Past Research Projects:
Predictors Of Symptom Severity In Human AF
In this study we have been exploring factors that underlying the severity of the patient experience of AF. In preliminary data the central finding is that personality style, and particularly a personality marked by vulnerability to stress and by negativity, along with the presence of psychological distress comprised of symptoms of anxiety and depression, is the central driver of symptom severity and of impairment in quality if life. Clinical variables including weight, age and female gender also play a role. Importantly, the objective burden of AF as measured by implanted recorders also appears to be a key factor, something which has not previously been demonstrated.
Identification and Characterisation of Risk Factors for Atrial and Ventricular Arrhythmias in Chronic Kidney Disease (CKD) Patients Using the Implantable Loop Recorder.
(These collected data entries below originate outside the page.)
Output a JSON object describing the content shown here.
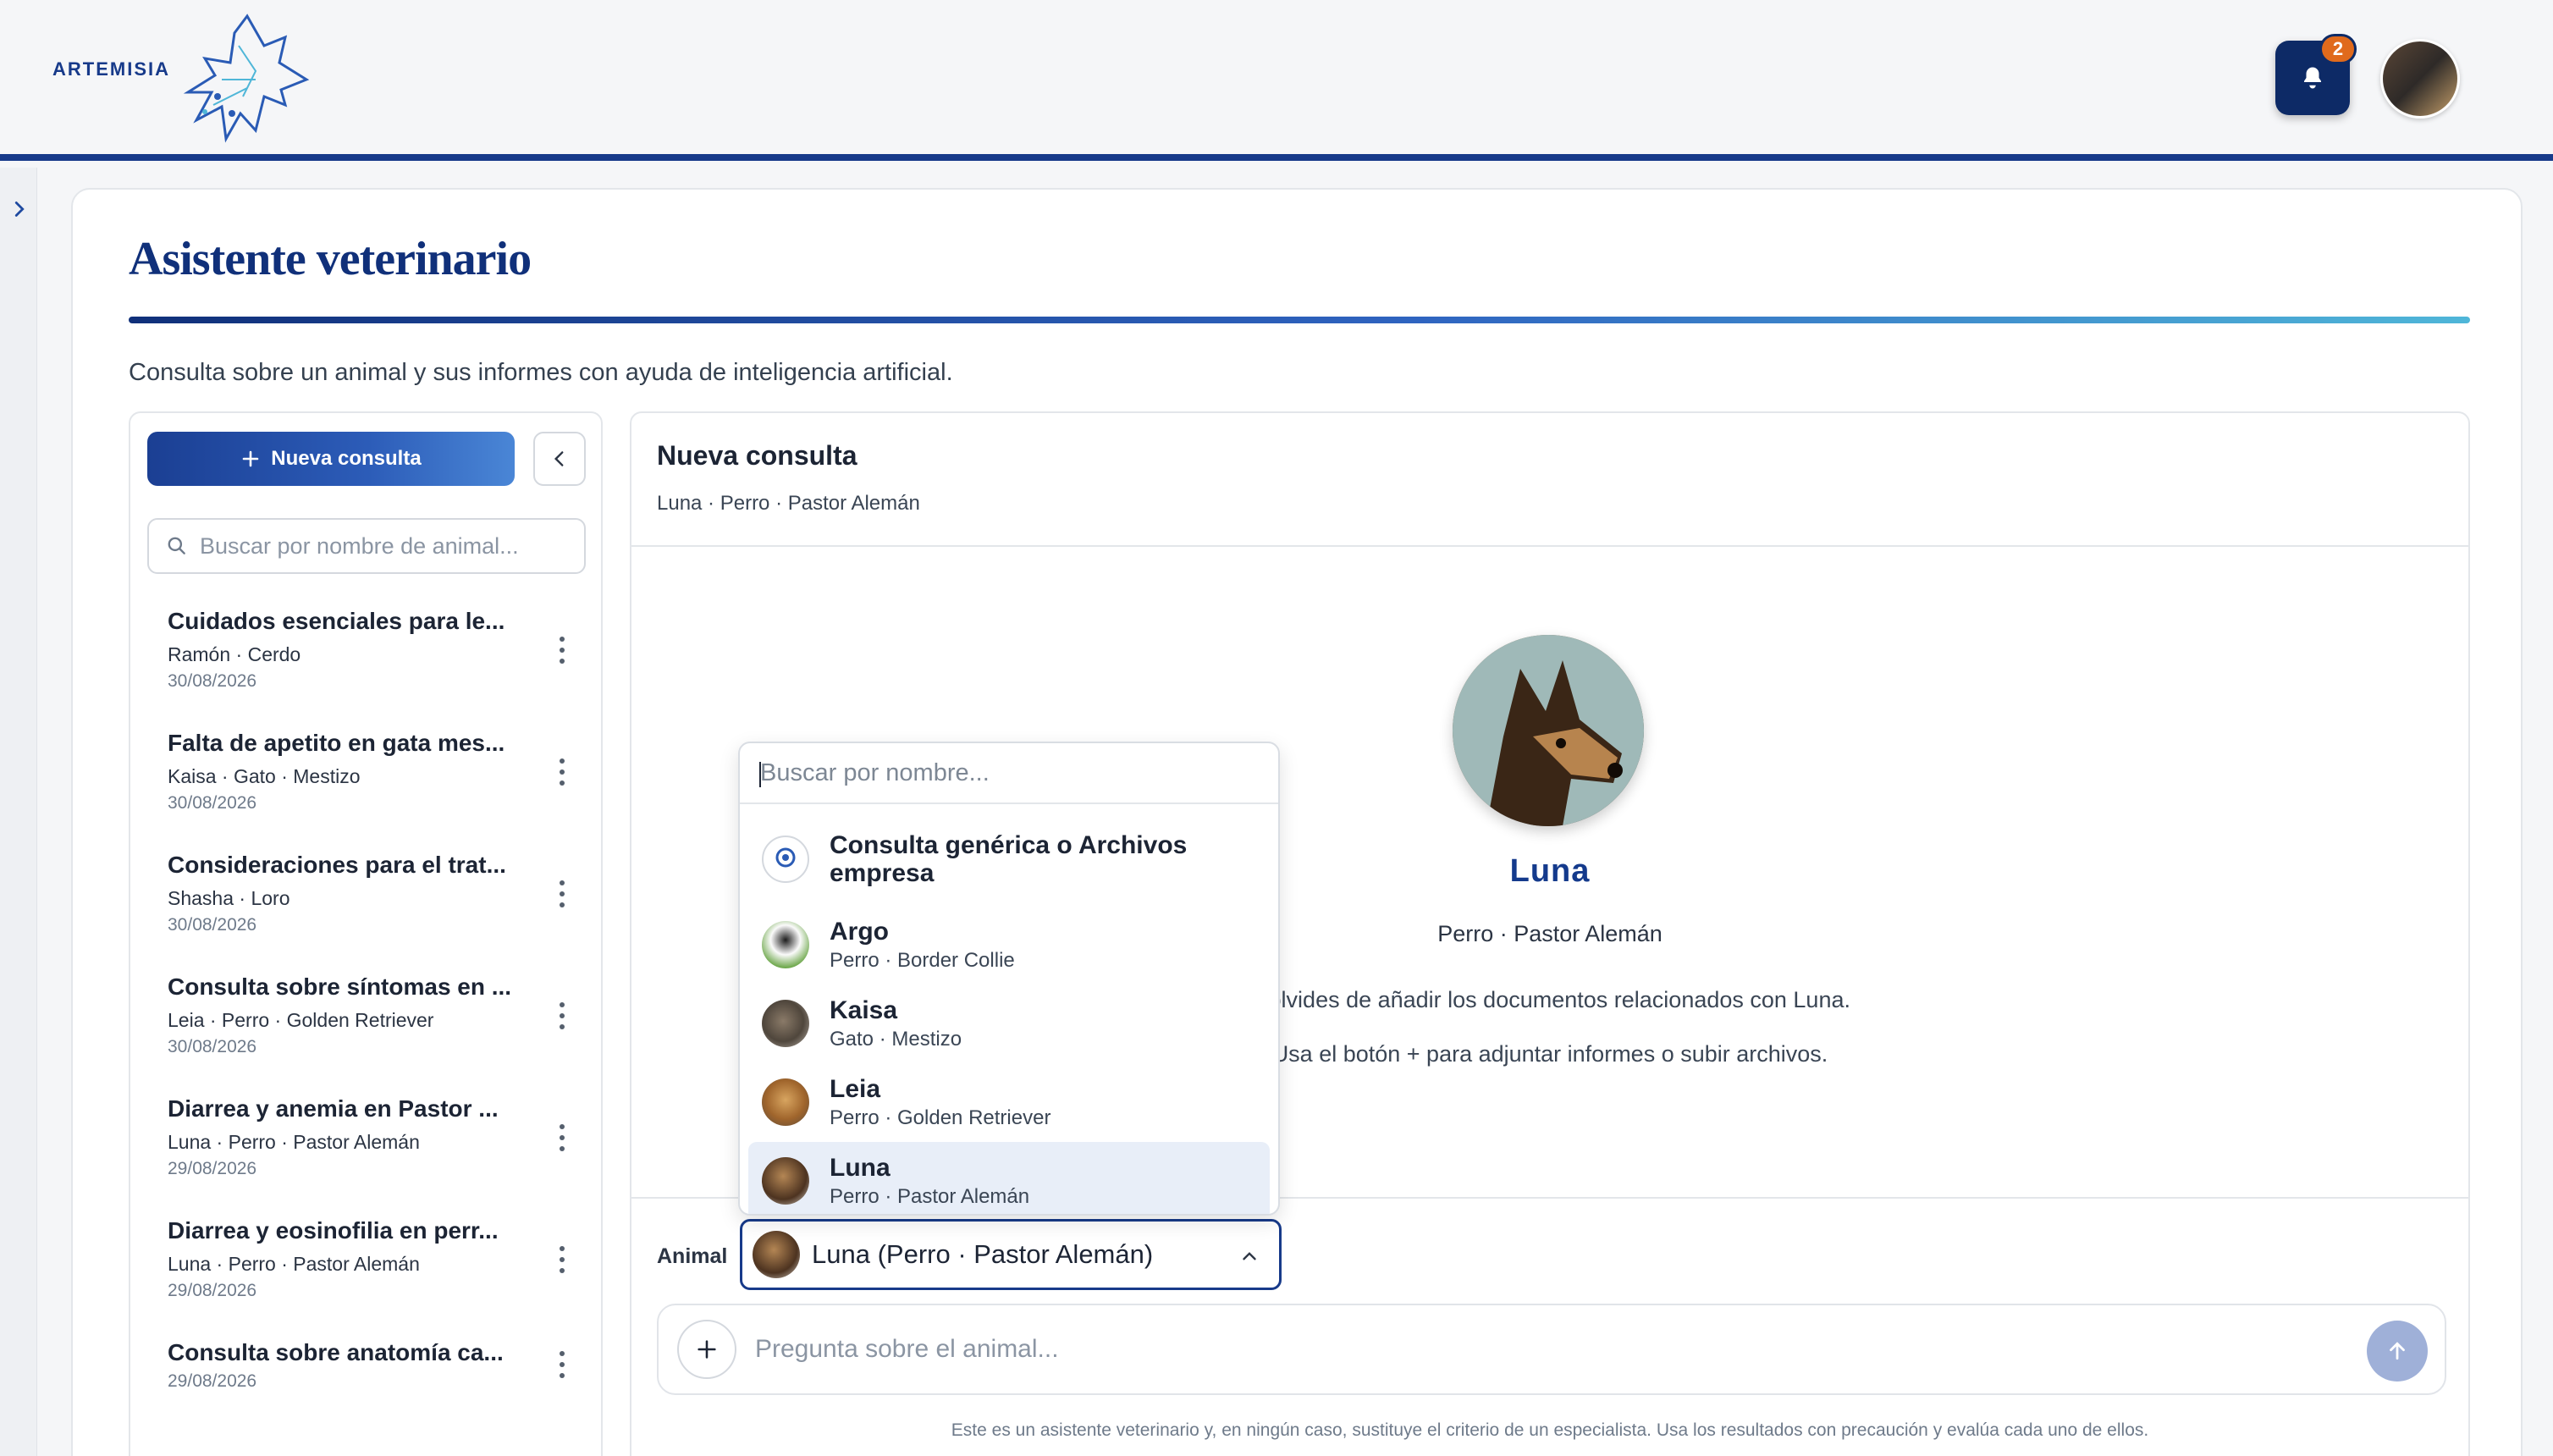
{
  "header": {
    "logo_text": "ARTEMISIA",
    "notifications_count": "2"
  },
  "page": {
    "title": "Asistente veterinario",
    "description": "Consulta sobre un animal y sus informes con ayuda de inteligencia artificial."
  },
  "sidebar": {
    "new_button_label": "Nueva consulta",
    "search_placeholder": "Buscar por nombre de animal...",
    "conversations": [
      {
        "title": "Cuidados esenciales para le...",
        "meta": "Ramón · Cerdo",
        "date": "30/08/2026"
      },
      {
        "title": "Falta de apetito en gata mes...",
        "meta": "Kaisa · Gato · Mestizo",
        "date": "30/08/2026"
      },
      {
        "title": "Consideraciones para el trat...",
        "meta": "Shasha · Loro",
        "date": "30/08/2026"
      },
      {
        "title": "Consulta sobre síntomas en ...",
        "meta": "Leia · Perro · Golden Retriever",
        "date": "30/08/2026"
      },
      {
        "title": "Diarrea y anemia en Pastor ...",
        "meta": "Luna · Perro · Pastor Alemán",
        "date": "29/08/2026"
      },
      {
        "title": "Diarrea y eosinofilia en perr...",
        "meta": "Luna · Perro · Pastor Alemán",
        "date": "29/08/2026"
      },
      {
        "title": "Consulta sobre anatomía ca...",
        "meta": "",
        "date": "29/08/2026"
      }
    ]
  },
  "chat": {
    "title": "Nueva consulta",
    "subtitle": "Luna · Perro · Pastor Alemán",
    "animal_name": "Luna",
    "animal_breed": "Perro · Pastor Alemán",
    "hint_line1": "e olvides de añadir los documentos relacionados con Luna.",
    "hint_line2": "Usa el botón + para adjuntar informes o subir archivos.",
    "animal_label": "Animal",
    "animal_selected": "Luna (Perro · Pastor Alemán)",
    "input_placeholder": "Pregunta sobre el animal...",
    "disclaimer": "Este es un asistente veterinario y, en ningún caso, sustituye el criterio de un especialista. Usa los resultados con precaución y evalúa cada uno de ellos."
  },
  "dropdown": {
    "search_placeholder": "Buscar por nombre...",
    "options": [
      {
        "name": "Consulta genérica o Archivos empresa",
        "meta": ""
      },
      {
        "name": "Argo",
        "meta": "Perro · Border Collie"
      },
      {
        "name": "Kaisa",
        "meta": "Gato · Mestizo"
      },
      {
        "name": "Leia",
        "meta": "Perro · Golden Retriever"
      },
      {
        "name": "Luna",
        "meta": "Perro · Pastor Alemán"
      }
    ]
  },
  "colors": {
    "brand_dark": "#173a8a",
    "accent_orange": "#e06a1c",
    "selected_row": "#e8eef8"
  }
}
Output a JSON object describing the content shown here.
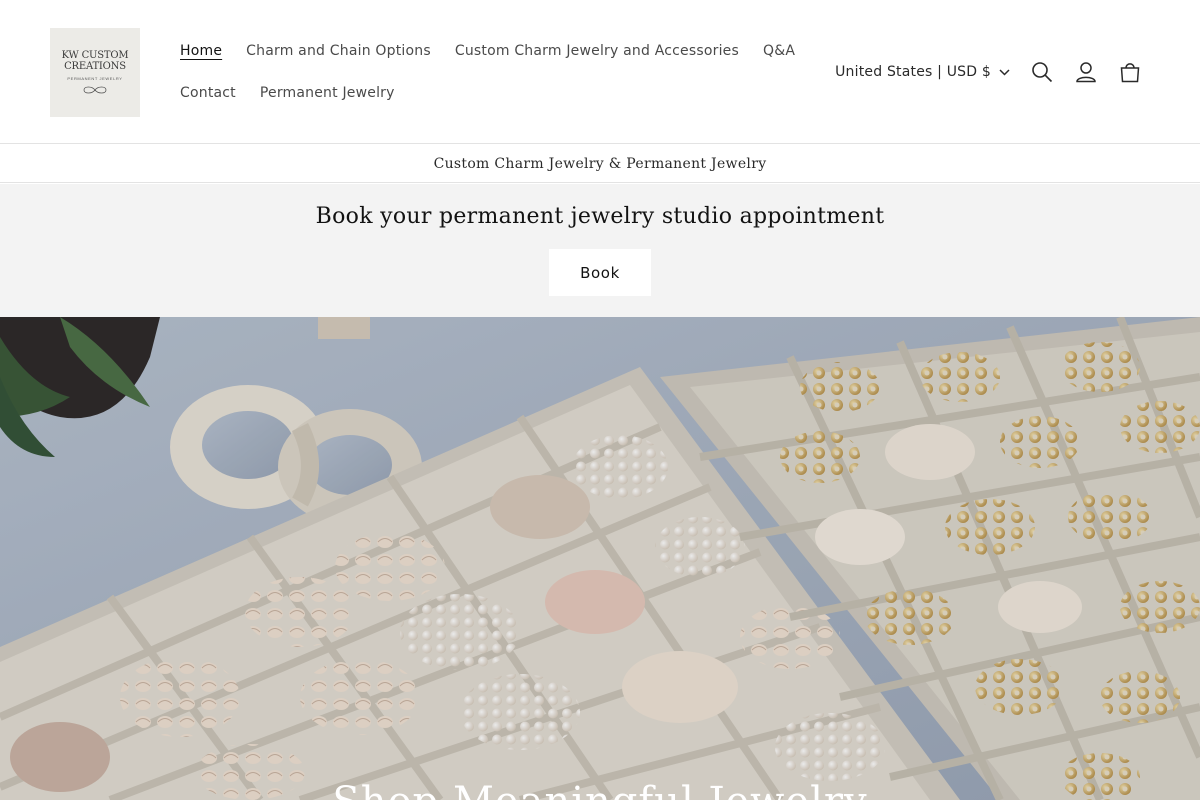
{
  "brand": {
    "logo_text_line1": "KW CUSTOM",
    "logo_text_line2": "CREATIONS",
    "logo_text_sub": "PERMANENT JEWELRY"
  },
  "nav": {
    "row1": [
      "Home",
      "Charm and Chain Options",
      "Custom Charm Jewelry and Accessories",
      "Q&A"
    ],
    "row2": [
      "Contact",
      "Permanent Jewelry"
    ],
    "active": "Home"
  },
  "header": {
    "locale_label": "United States | USD $",
    "icons": [
      "search-icon",
      "account-icon",
      "cart-icon",
      "chevron-down-icon"
    ]
  },
  "announcement": {
    "text": "Custom Charm Jewelry & Permanent Jewelry"
  },
  "booking": {
    "title": "Book your permanent jewelry studio appointment",
    "button_label": "Book"
  },
  "hero": {
    "heading": "Shop Meaningful Jewelry"
  },
  "colors": {
    "text": "#121212",
    "banner_bg": "#f3f3f3",
    "tray": "#d9d5cc",
    "backdrop": "#a9b4c4"
  }
}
This study aims to investigate the underlying mechanisms of lethal cardiac arrhythmias in CKD patients undergoing haemodialysis who experience sudden cardiac death by evaluating the long term incidence/spectrum of arrhythmias and determining the mode of sudden cardiac death. Potential high risk predictors including autonomic tone, ventricular repolarisation and corrected QT interval will also be assessed.
Cardiac Arrhythmias in Sudden Unexplained Death in Epilepsy (SUDEP)
Patients with severe refractory epilepsy are known to be at increased risk of sudden death. The mechanisms of sudden cardiac death in these patients is unknown but it is postulated that it may be related to central nervous system over stimulation of the heart resulting in life-threatening cardiac arrhythmias. This study seeks to determine the link between SUDEP and cardiac arrhythmias.
CAMERA-MRI is a prospective multi-centre cardiac MRI guided randomised controlled trial investigating the role of AF ablation in patients with persistent or long standing persistent AF and otherwise unexplained LV dysfunction. It includes the 'AF Substrate in Heart Failure Sub-study" evaluating the electrophysiological characteristics of the atria in the setting of AF and LV dysfunction.
Catheter Ablation versus Antiarrhythmic Drug Therapy for Atrial Fibrillation (CABANA)
This CABANA study aims to investigate the beneficial effects of a therapy with standard anti-arrhythmic drugs compared with the beneficial effects of catheter ablation in patients with atrial fibrillation. This study has been designed to assess which therapeutic approach is better and under which circumstances one or the other type of therapy would be preferable. This scientific study also compares the treatment costs of the two procedures and determines the effects these treatment methods have on quality of life.